EMTALA 100% applies to observation patients. Admitted patients
usually (but not always) don't have EMTALA obligations unless CMS can show that the patient was admitted instead of observation status to avoid EMTALA implications.
If you admit a patient with an esophageal food impaction, they aspirate or have a complication, and if the patient or family so pursues, you'll find yourself staring down an EMTALA violation that has precedent.
In one EMTALA fine, a hospital didn't have a GI doc on call to perform an EGD for an elderly lady with an esophageal food impaction. So the ER did what any of us would've done: they transferred the patient to a facility that did have a GI on call and ability to do the EGD. The patient aspirated in the ambulance, became profoundly hypoxemic, suffered an asystolic cardiac arrest, and ultimately died. The transferring hospital and ED physician were both found to be in violation of EMTALA because the
ENT on call at that facility had credentials to perform an EGD even though he had not done one in >10 years and wasn't even contacted during this case. CMS and OIG viewed that because there was a specialist credentialed to do the EGD, the EGD should have been done at the referring facility and the patient never transferred. After the EMTALA violation, all of the nitty gritty became discoverable because the hospital was put on a 23-day fast track to losing ability to participate in Medicare. This resulted in a large settlement for the patient's family. CMS will get 50-100 charts they identify of similar cases (to see if it's your usual practice), nursing staffing rosters for the prior 90 days, physician staffing rosters for the prior 30 days, and the on-call schedules for the prior 30 days. They will look at credentialing of multiple specialities if it's relevant. This is how they found that the ENT's core credentials included EGD (which was in place not really to perform an EGD, but in place to allow an EGD to be performed during trach procedures).

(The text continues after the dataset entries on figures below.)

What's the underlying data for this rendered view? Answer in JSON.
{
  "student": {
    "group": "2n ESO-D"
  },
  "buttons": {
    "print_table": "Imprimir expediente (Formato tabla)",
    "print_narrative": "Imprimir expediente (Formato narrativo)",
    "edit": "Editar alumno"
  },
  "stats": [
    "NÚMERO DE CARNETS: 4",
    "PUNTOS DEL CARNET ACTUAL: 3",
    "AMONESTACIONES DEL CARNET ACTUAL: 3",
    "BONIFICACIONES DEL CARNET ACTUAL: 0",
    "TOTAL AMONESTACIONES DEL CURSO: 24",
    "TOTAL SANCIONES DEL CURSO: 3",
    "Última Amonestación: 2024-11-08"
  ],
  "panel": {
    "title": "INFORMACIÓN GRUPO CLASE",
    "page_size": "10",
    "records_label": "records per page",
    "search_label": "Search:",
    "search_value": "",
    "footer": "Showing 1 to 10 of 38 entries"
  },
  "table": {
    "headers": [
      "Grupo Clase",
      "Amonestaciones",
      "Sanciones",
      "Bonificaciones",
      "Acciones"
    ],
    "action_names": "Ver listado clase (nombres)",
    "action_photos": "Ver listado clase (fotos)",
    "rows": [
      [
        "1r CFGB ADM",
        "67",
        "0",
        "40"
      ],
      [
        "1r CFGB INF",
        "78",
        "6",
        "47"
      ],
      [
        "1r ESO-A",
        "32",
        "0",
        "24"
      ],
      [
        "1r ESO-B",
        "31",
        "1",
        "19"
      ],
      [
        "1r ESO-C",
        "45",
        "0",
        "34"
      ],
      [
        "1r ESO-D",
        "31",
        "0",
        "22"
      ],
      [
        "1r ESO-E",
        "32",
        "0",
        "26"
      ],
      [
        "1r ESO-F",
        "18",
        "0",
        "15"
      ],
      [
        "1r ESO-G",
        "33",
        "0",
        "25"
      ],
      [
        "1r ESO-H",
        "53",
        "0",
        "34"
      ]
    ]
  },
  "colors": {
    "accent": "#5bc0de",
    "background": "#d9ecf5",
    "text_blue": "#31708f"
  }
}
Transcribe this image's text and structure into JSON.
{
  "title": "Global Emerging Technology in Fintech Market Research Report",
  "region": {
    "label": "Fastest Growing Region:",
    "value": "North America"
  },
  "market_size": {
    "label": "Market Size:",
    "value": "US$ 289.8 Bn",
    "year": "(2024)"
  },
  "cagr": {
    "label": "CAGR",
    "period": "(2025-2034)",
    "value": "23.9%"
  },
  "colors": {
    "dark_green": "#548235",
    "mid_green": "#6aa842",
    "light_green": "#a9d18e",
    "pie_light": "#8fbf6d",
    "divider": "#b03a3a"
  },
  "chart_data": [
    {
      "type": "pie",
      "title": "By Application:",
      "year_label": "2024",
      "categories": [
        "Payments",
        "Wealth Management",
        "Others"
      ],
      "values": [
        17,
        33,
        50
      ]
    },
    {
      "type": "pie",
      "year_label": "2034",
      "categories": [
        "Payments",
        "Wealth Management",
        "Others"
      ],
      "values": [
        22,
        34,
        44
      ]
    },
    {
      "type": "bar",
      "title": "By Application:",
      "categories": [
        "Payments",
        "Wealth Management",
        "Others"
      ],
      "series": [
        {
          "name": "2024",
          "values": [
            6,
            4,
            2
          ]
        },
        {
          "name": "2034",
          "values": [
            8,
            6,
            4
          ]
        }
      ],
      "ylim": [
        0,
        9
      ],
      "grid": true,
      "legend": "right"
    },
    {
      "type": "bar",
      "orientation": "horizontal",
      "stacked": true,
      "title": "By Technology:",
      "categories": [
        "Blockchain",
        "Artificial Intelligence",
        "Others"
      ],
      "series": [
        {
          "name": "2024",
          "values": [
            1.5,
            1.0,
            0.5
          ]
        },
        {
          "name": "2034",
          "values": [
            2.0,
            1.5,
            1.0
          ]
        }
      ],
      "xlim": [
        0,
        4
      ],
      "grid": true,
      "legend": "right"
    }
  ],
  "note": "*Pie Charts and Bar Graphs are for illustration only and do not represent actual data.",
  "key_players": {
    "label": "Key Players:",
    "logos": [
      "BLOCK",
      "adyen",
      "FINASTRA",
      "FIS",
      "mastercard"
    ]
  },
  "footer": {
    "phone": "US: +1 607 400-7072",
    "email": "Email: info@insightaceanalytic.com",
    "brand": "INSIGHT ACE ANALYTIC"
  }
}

CMS views stabilization as within a reasonable degree of medical certainty, no material deterioration should occur during a transfer or while the patient is in observation status. Sometimes stabilization requires days to weeks, and the general consensus that a true inpatient admission voids EMTALA obligations has been challenged recently. There's even been cases where patients were deemed unstable because they had "significant pain" upon discharge from the emergency department. How many of our patients wanting Dilaudid IV or oxycodone prescriptions say they're in 10/10 pain while walking, chewing gum, and texting simultaneously? CMS could -- and has sometimes in the past -- viewed that as not stabilizing the patient. Granted, these cases involve people with bad outcomes that generate the EMTALA investigation.
For anyone who normally delays EGD in these patients when you have capacity to perform them, you are subjecting yourself to possible EMTALA violations and litigation. I would advocate strongly that your hospital changes its policies and/or culture so that these patients get an EGD from the ER and are subsequently discharged (or then admitted if they so choose). I've provided expert witness EMTALA opinion before and would be happy to do so if you want to take up this issue with your gastroenterologists or hospital administrators.